Ieri sera l'Arcivescovo di Milano, Mons. Mario Delpini, ha tenuto il tradizionale Discorso alla Città

Mons. Mario Delpini, Arcivescovo metropolita di Milano |  | Arcidiocesi di Milano Mons. Mario Delpini, Arcivescovo metropolita di Milano | | Arcidiocesi di Milano

Ieri sera l'Arcivescovo di Milano, Mons. Mario Delpini, ha tenuto il tradizionale Discorso alla Città per la festa patronale di Sant'Ambrogio.

"Voglio fare l’elogio della politica che si esprime nella democrazia rappresentativa, il sistema costituzionale in cui viviamo, esito di un doloroso travaglio, della tragedia della guerra, dell’oppressione della dittatura, della sapienza dei legislatori. Voglio fare l’elogio della democrazia rappresentativa che convoca tutte le componenti della società a costituire un noi radunato da un senso di appartenenza e di legittima pluralità per praticare il realismo della speranza, per costruire la giustizia e la pace", ha detto l'Arcivescovo.

"Voglio fare l’elogio della politica - ha proseguito Mons. Delpini - che, volendo rappresentare tutti, si prende cura di chi è più fragile e bisognoso e disponendo di risorse limitate considera in primo luogo i servizi più necessari e coloro che non hanno risorse: i disabili gravi, gli anziani soli, le famiglie in povertà".

La speranza - secondo l'Arcivescovo - non è "un’ingenuità consolatoria, è piuttosto la risposta alla promessa che chiama a desiderare la vita, la vita buona, la vita nella pace, la vita dono di Dio. Il realismo della speranza ama sostare in preghiera e in silenzio, resiste alla tentazione della superficialità e della fretta, percorre la via della sincerità, evita le maschere, il conformismo, la viltà.

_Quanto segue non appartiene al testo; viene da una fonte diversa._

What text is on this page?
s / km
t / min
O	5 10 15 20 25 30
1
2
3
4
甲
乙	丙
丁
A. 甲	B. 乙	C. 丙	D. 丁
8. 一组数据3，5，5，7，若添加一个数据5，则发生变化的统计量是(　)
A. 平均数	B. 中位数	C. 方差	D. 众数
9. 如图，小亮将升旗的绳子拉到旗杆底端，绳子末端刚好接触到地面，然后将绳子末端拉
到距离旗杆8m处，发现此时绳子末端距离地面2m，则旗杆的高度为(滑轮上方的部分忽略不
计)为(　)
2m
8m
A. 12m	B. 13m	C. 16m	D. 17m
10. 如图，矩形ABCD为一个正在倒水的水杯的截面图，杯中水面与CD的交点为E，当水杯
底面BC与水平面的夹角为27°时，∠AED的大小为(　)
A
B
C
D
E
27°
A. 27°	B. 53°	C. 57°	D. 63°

Il realismo della speranza convince a costruire rapporti che non si limitino al dare e all’avere, al vendere e al comprare, ma diventino alleanze, interesse per il bene reciproco, rispetto per tutti gli ambienti, onore per tutte le culture".

Infine un riferimento alla guerra. "La storia che viviamo - ha concluso - sembra offrire ragioni per scoraggiare aspettative di pace, l’avidità e la menzogna muovono all’aggressività, scatenano guerre, seminano odio e distruzione. Non possiamo lasciarci rubare la speranza: crediamo alla promessa della vocazione alla fraternità di tutti gli abitanti del pianeta. Non possiamo rinunciare al realismo: percorriamo e incoraggiamo a percorrere le vie della diplomazia, della preghiera, della reazione popolare alla guerra, agli affari sporchi che la guerra favorisce. Non possiamo rinunciare alla ragionevolezza che convince dell’assurdità della guerra e scuote dall’assuefazione. Non possiamo rinunciare al desiderio dell’incontro, della conoscenza, dell’amicizia tra i popoli, consapevoli che gli altri ci sono necessari".